Singh's broader research agenda circles a consistent theme: how changes in the economic and technological landscape reshape democratic accountability in the developing world. His forthcoming book project, tentatively titled “Innovation Without Transformation,” examines how India's rapid rollout of digital public infrastructure — from biometric identification systems to digitized welfare disbursement — is reshaping voting behavior and citizen expectations of the state. In parallel work, he has published research in the American Political Science Review examining how voters selectively attribute blame during crises like the COVID-19 pandemic, and has written on why Indian citizens often fail to hold elected officials accountable for environmental crises such as air pollution, despite the visible and shared nature of the harm.

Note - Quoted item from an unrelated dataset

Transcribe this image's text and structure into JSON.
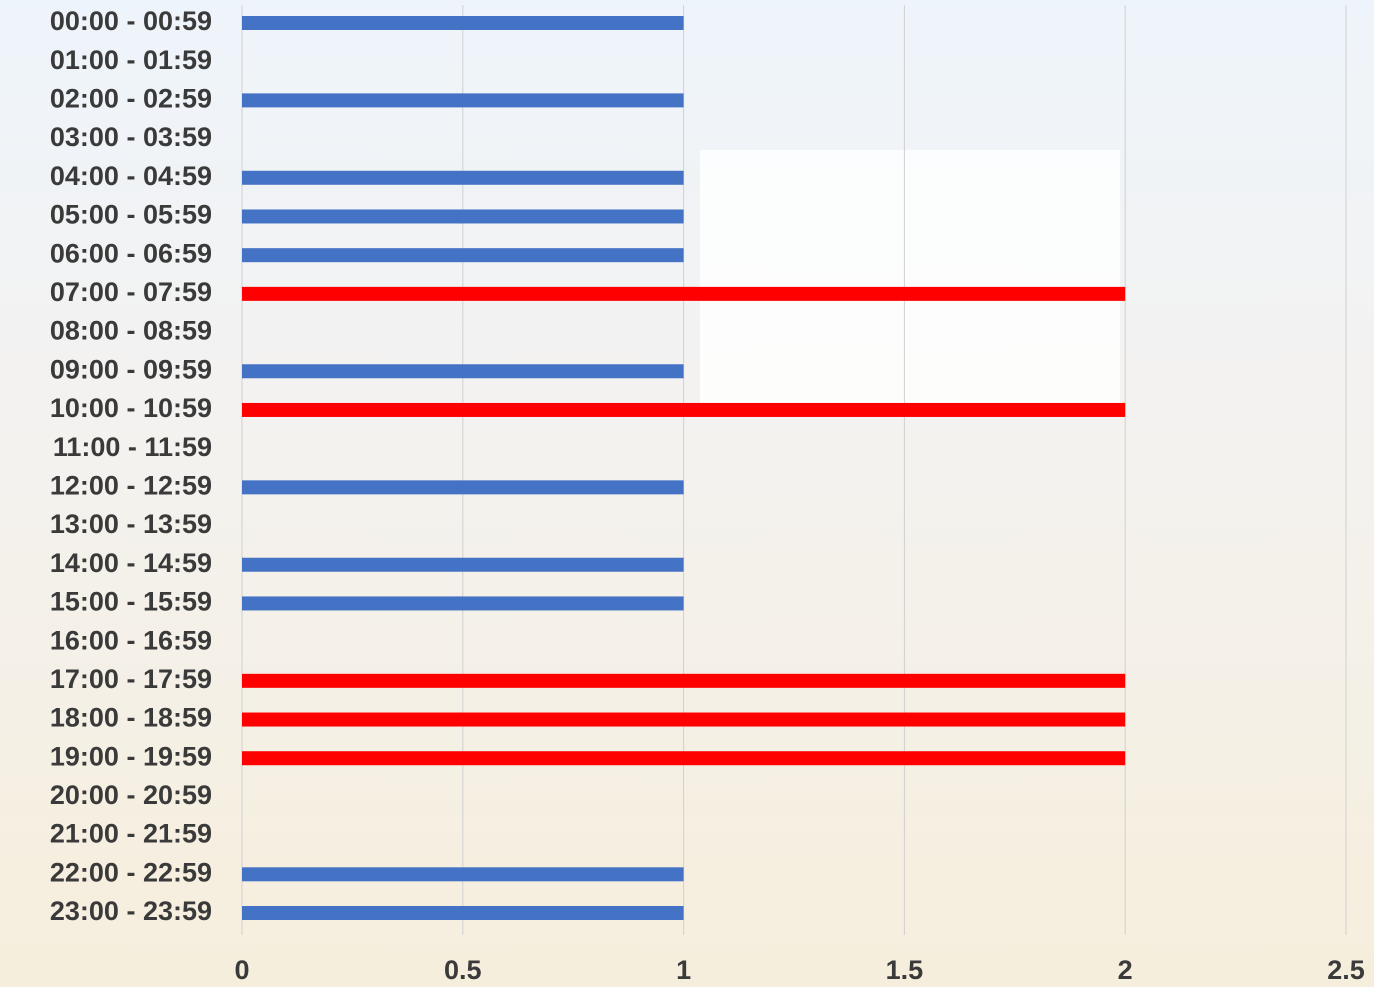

That air pollution research, co-authored with Thachil, points to a throughline in Singh's work: a persistent interest in the puzzle of non-accountability — the many structural and psychological reasons why democratic mechanisms that should, in theory, punish poor governance frequently fail to do so in practice. The small-town councils paper extends that puzzle downward, from national and state politics to the municipal level where, arguably, the day-to-day business of governing — water, sanitation, road repair, local dispute resolution — actually happens.

The paper's methodology also reflects a broader shift in how India's local governance is being studied. Rather than relying solely on citizen surveys or aggregate outcome data, Singh, Auerbach, and Thachil built a large-scale instrument specifically measuring the procedural knowledge of the officials themselves — essentially testing what elected councilors actually know about the rules and processes governing their own offices. That approach required years of fieldwork across India's small towns, the kind of on-the-ground data collection that has become a hallmark of the India-focused research emerging from the Yale-Penn-Duke network of scholars Singh belongs to.
The work has already found an audience well beyond academic political science. According to citations tracked by the authors, the paper has been featured by the World Resources Institute's TheCityFix platform and by APSA's own Political Science Now, and was presented directly to the World Bank's Social Sustainability and Inclusion group in Washington, D.C. — a sign that the findings are being read not just by scholars but by the practitioners and multilateral institutions actually designing decentralization policy on the ground.
For the Indian American academic community, Singh's Eulau Award adds to a growing body of high-impact scholarship being produced by India-focused researchers at American universities — work that is increasingly shaping not just how India is understood in Western political science departments, but how development institutions and policymakers approach the unglamorous, granular work of making local government actually function for the people it is meant to serve.